Fortunately, it doesn't happen often and in many respects you have lots of control in preventing it. Some riders enjoy a lifetime of dirt biking without ever cracking the case and it's not because their ride sits in the garage the whole time. Preventing a cracked case it not difficult and performing routine maintenance is the #1 approach to keeping oil in your engine and not spilled on the ground.

1. Maintain the Chain

A snapped chain can whip the side of your bike so hard it cracks the case. If you read Oh Snap - My Dirt Bike Chain Broke you'll know a broken chain can happen and eventually does happen. To prevent a broken chain from cracking a case, then do your due diligence and maintain the dirt bike chain.

Lubricating the chain is the single most important part of keeping the drivetrain healthy and working. The drivetrain can wear down prematurely so ensure your pre-ride check includes a visual once-over of the chain and sprockets. If one or the other needs replacing, exchange them together. Read The Ultimate Dirt Bike Sprocket & Gearing Guide for information on wear patterns.

Secondly, ensure the chain is not too loose or too tight. The three finger method before every ride is a good rule of thumb but check the owner's manual for manufacturer's specifications as it varies between models. Read more about How to Tighten a Dirt Bike Chain.

Eventually you'll encounter a broken chain and though it's rare for one to crack the case, it's worth the investment ($35 beats hundreds in repairs) to add an extra layer of protection by installing a case saver. In the event of a broken chain, a case saver keeps the chain from whipping into your case and worse - you!

2. Install a Skid Plate

It's uncommon to see a dirt bike without a skid plate so if you're new to the sport you might think skid plates arrive like the handlebars - already on the bike. Think again. You've got to buy the skid plate separately and it's one of the first add-ons you should install.
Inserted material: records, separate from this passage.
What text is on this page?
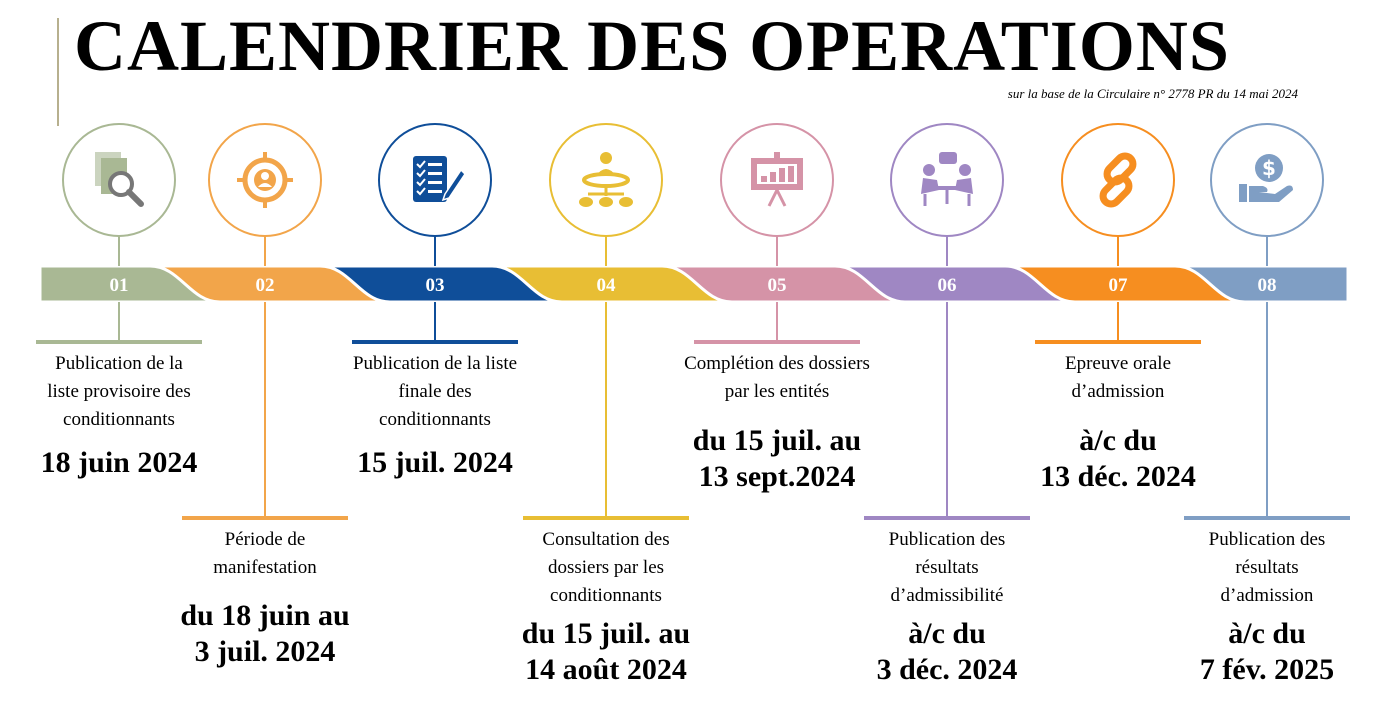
CALENDRIER DES OPERATIONS
sur la base de la Circulaire n° 2778 PR du 14 mai 2024
01	02	03	04	05	06	07	08
$
Publication de la
liste provisoire des
conditionnants
18 juin 2024
Période de
manifestation
du 18 juin au
3 juil. 2024
Publication de la liste
finale des
conditionnants
15 juil. 2024
Consultation des
dossiers par les
conditionnants
du 15 juil. au
14 août 2024
Complétion des dossiers
par les entités
du 15 juil. au
13 sept.2024
Publication des
résultats
d’admissibilité
à/c du
3 déc. 2024
Epreuve orale
d’admission
à/c du
13 déc. 2024
Publication des
résultats
d’admission
à/c du
7 fév. 2025
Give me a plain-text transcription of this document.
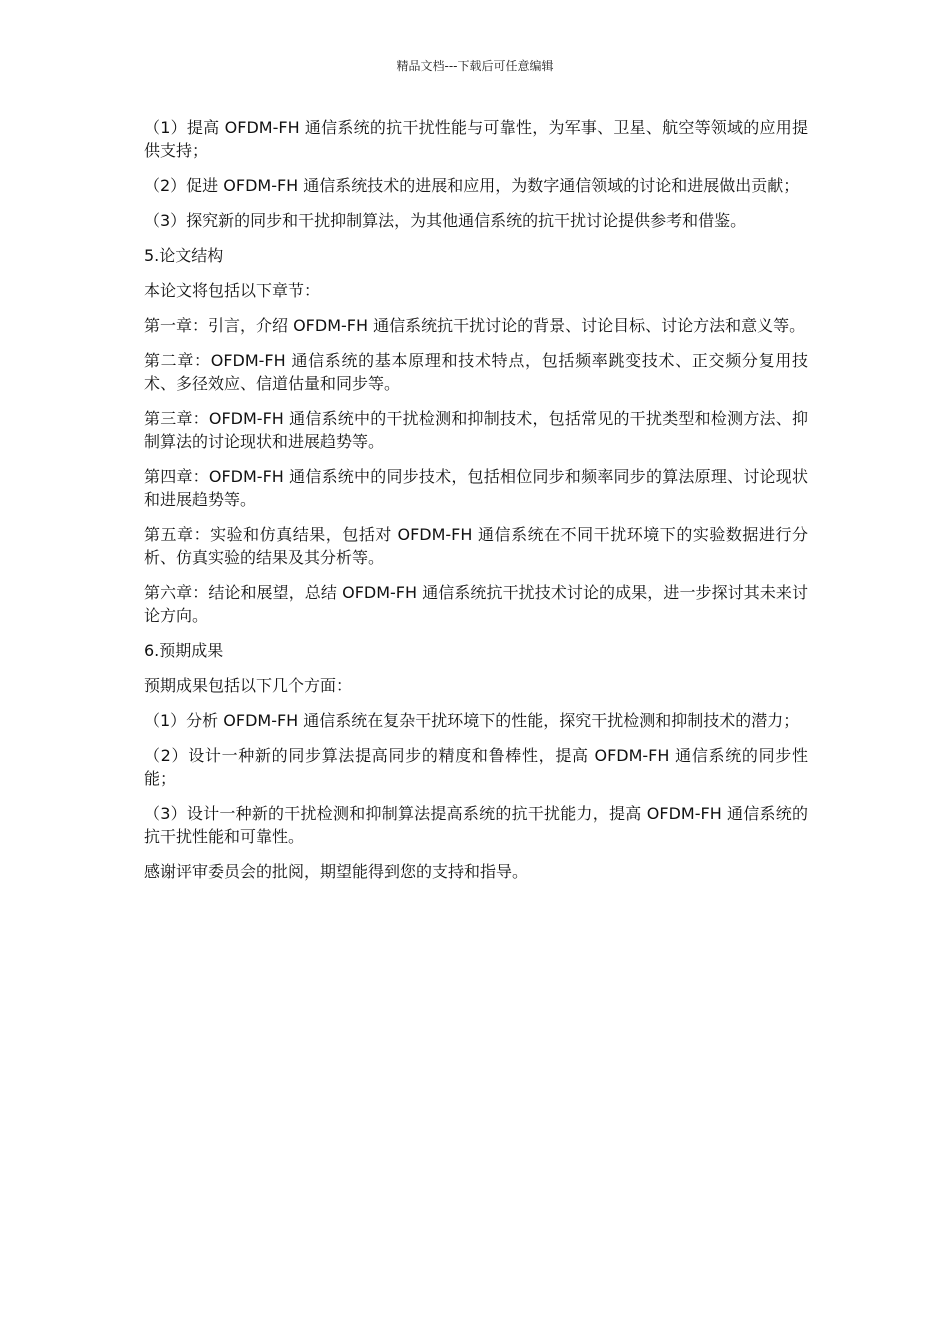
精品文档---下载后可任意编辑

（1）提高 OFDM-FH 通信系统的抗干扰性能与可靠性，为军事、卫星、航空等领域的应用提供支持；

（2）促进 OFDM-FH 通信系统技术的进展和应用，为数字通信领域的讨论和进展做出贡献；

（3）探究新的同步和干扰抑制算法，为其他通信系统的抗干扰讨论提供参考和借鉴。

5.论文结构

本论文将包括以下章节：

第一章：引言，介绍 OFDM-FH 通信系统抗干扰讨论的背景、讨论目标、讨论方法和意义等。

第二章：OFDM-FH 通信系统的基本原理和技术特点，包括频率跳变技术、正交频分复用技术、多径效应、信道估量和同步等。

第三章：OFDM-FH 通信系统中的干扰检测和抑制技术，包括常见的干扰类型和检测方法、抑制算法的讨论现状和进展趋势等。

第四章：OFDM-FH 通信系统中的同步技术，包括相位同步和频率同步的算法原理、讨论现状和进展趋势等。

第五章：实验和仿真结果，包括对 OFDM-FH 通信系统在不同干扰环境下的实验数据进行分析、仿真实验的结果及其分析等。

第六章：结论和展望，总结 OFDM-FH 通信系统抗干扰技术讨论的成果，进一步探讨其未来讨论方向。

6.预期成果

预期成果包括以下几个方面：

（1）分析 OFDM-FH 通信系统在复杂干扰环境下的性能，探究干扰检测和抑制技术的潜力；

（2）设计一种新的同步算法提高同步的精度和鲁棒性，提高 OFDM-FH 通信系统的同步性能；

（3）设计一种新的干扰检测和抑制算法提高系统的抗干扰能力，提高 OFDM-FH 通信系统的抗干扰性能和可靠性。

感谢评审委员会的批阅，期望能得到您的支持和指导。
Casing a jump (coming up short) or hitting a rock is bound to happen when riding and without a skid plate it's almost a guarantee you'll crack the case or just obliterate it.

3. Avoid Large Rocks

By large rocks we mean boulders. Unless you're specifically training for the Endurocross series leave traversing boulders to someone else. Also, as a rider don't take unnecessary risks when you encounter streams or areas where big rocks scatter the land. Even sideswiping a rock, especially one with a jagged edge, can rip a hole in the case. A skid plate is a solid defense but it can only do so much so don't test its limits.
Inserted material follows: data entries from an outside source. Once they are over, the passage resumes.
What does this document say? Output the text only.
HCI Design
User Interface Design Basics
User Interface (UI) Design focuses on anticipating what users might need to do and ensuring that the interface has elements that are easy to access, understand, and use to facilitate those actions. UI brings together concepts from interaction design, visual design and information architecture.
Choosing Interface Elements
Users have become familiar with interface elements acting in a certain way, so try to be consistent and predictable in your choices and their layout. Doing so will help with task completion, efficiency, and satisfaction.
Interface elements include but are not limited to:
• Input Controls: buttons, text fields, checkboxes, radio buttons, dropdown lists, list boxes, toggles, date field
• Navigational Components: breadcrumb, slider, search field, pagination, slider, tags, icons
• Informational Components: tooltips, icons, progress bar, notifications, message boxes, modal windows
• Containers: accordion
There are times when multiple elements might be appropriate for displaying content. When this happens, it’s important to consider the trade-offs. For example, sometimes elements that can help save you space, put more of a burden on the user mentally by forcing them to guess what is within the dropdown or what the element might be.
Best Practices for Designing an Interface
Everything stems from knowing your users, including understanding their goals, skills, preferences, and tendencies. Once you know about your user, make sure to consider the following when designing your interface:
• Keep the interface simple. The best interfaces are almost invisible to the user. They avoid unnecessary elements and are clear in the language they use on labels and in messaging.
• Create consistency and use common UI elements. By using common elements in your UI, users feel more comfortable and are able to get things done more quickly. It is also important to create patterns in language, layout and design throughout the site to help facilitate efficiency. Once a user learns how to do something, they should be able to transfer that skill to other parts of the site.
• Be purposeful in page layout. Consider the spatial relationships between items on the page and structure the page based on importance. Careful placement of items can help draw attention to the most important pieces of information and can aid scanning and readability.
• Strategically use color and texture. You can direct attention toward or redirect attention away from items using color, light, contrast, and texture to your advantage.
This one might be salvageable

In some conditions, a cracked case results when a hot engine makes contact with cold water. This is more likely to happen if the engine is overheated and you ride through a cold stream or for some reason you're close to home and decide to hose down your bike too soon. Therefore, run fresh, high-quality coolant to keep your engine from overheating. If you suspect an overly hot engine let it cool off before dowsing it with water.

If you encounter a damaged case, depending on the severity, it can be fixed. However it's best to have a professional evaluate the damage and fix the crack or replace the case.